MALANG, Indonesia (AFP) - Indonesia was questioning more than 70 mostly Afghan asylum seekers bound for Australia Saturday after their boat was hit by a powerful wave, forcing them to swim to shore, officials said.
Residents in Wonogoro beach on the eastern coast of Java island reported seeing scores of people wash up onto the shore late Friday night, some beginning to run away, Malang police chief Rinto Djatmono told AFP.
"We found 43 last night including three children and one woman. They are being questioned by the Malang city immigration office and they are all in a healthy condition," Djatmono said.
Police detained another 30 late Saturday morning and are still looking for more believed to be missing. There was no search operation at sea.
Jahmadi Ahkhalik, 55, was making the journey with his wife and four children.
"I paid $5,000 for my family to get out of Afghanistan and get on this boat. I sold everything I had of any value to do it," he told AFP.
He said he had waited in Indonesia for eight months before getting on the boat bound for Australia's Christmas Island, which is closer to Java than mainland Australia.
Ali Ahmad, 17, said he travelled through Malaysia and the Indonesian capital Jakarta, which cost him around $5,000, including the boat journey.
"I didn't even tell my family. They don't know I was trying to go to Australia," he said.
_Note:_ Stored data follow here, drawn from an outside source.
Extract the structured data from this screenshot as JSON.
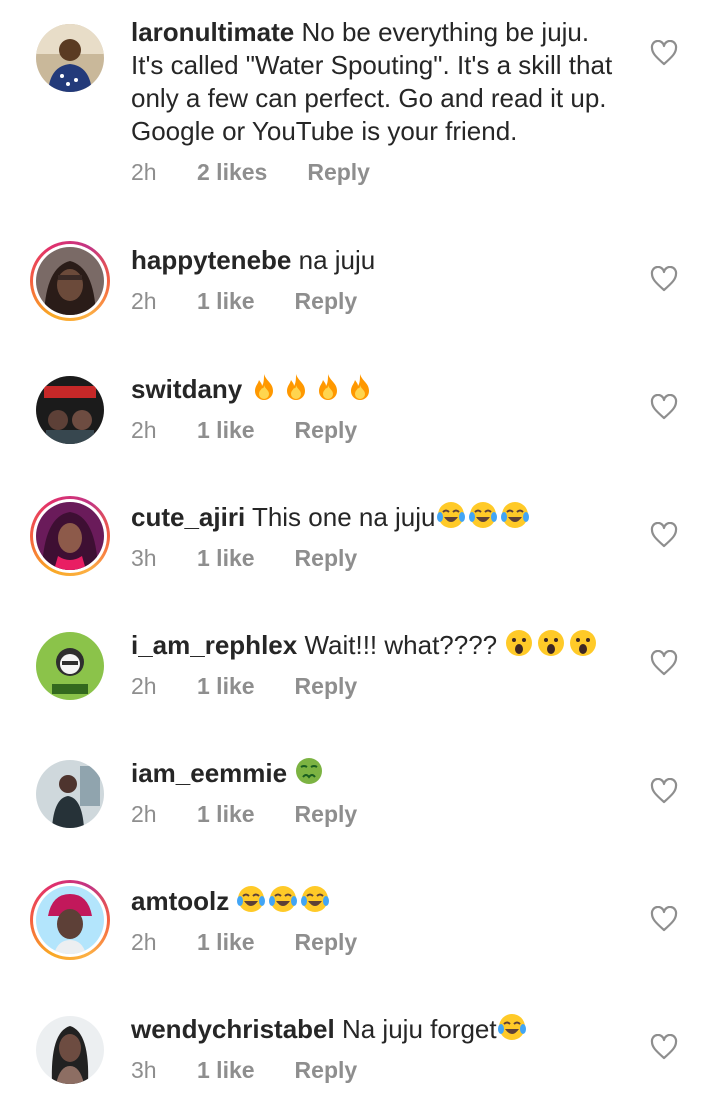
{
  "comments": [
    {
      "username": "laronultimate",
      "text": "No be everything be juju. It's called \"Water Spouting\". It's a skill that only a few can perfect. Go and read it up. Google or YouTube is your friend.",
      "time": "2h",
      "likes": "2 likes",
      "reply": "Reply",
      "avatar_ring": false
    },
    {
      "username": "happytenebe",
      "text": "na juju",
      "time": "2h",
      "likes": "1 like",
      "reply": "Reply",
      "avatar_ring": true
    },
    {
      "username": "switdany",
      "text": "",
      "emojis": [
        "fire-emoji",
        "fire-emoji",
        "fire-emoji",
        "fire-emoji"
      ],
      "time": "2h",
      "likes": "1 like",
      "reply": "Reply",
      "avatar_ring": false
    },
    {
      "username": "cute_ajiri",
      "text": "This one na juju",
      "emojis": [
        "tears-of-joy-emoji",
        "tears-of-joy-emoji",
        "tears-of-joy-emoji"
      ],
      "time": "3h",
      "likes": "1 like",
      "reply": "Reply",
      "avatar_ring": true
    },
    {
      "username": "i_am_rephlex",
      "text": "Wait!!! what????",
      "emojis": [
        "astonished-emoji",
        "astonished-emoji",
        "astonished-emoji"
      ],
      "time": "2h",
      "likes": "1 like",
      "reply": "Reply",
      "avatar_ring": false
    },
    {
      "username": "iam_eemmie",
      "text": "",
      "emojis": [
        "nauseated-emoji"
      ],
      "time": "2h",
      "likes": "1 like",
      "reply": "Reply",
      "avatar_ring": false
    },
    {
      "username": "amtoolz",
      "text": "",
      "emojis": [
        "tears-of-joy-emoji",
        "tears-of-joy-emoji",
        "tears-of-joy-emoji"
      ],
      "time": "2h",
      "likes": "1 like",
      "reply": "Reply",
      "avatar_ring": true
    },
    {
      "username": "wendychristabel",
      "text": "Na juju forget",
      "emojis": [
        "tears-of-joy-emoji"
      ],
      "time": "3h",
      "likes": "1 like",
      "reply": "Reply",
      "avatar_ring": false
    }
  ],
  "colors": {
    "text": "#262626",
    "meta": "#8e8e8e",
    "heart": "#8e8e8e",
    "ring": "#e1306c"
  },
  "icons": {
    "like": "heart-outline-icon"
  }
}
Some of the asylum seekers had already been processed by the United Nations High Commissioner for Refugees, Djatmono said.
Officials were told by different asylum seekers that there were between 83 and 100 on the boat.
"From what they've told us, we know their engine had broken down two days earlier, and a strong wave hit the boat and destroyed the vessel," Djatmono said, adding it was unclear how far they had swum
Last week, Indonesian authorities said they believed dozens of mostly Afghan asylum seekers had fled a leaky boat with malfunctioning engines found on Lombok island, near the resort island of Bali. Those asylum seekers have not been found, and police have made no connection between the two cases.
Indonesia is a common transit point for asylum seekers trying to reach Australia, but many of the overloaded rickety boats do not make it.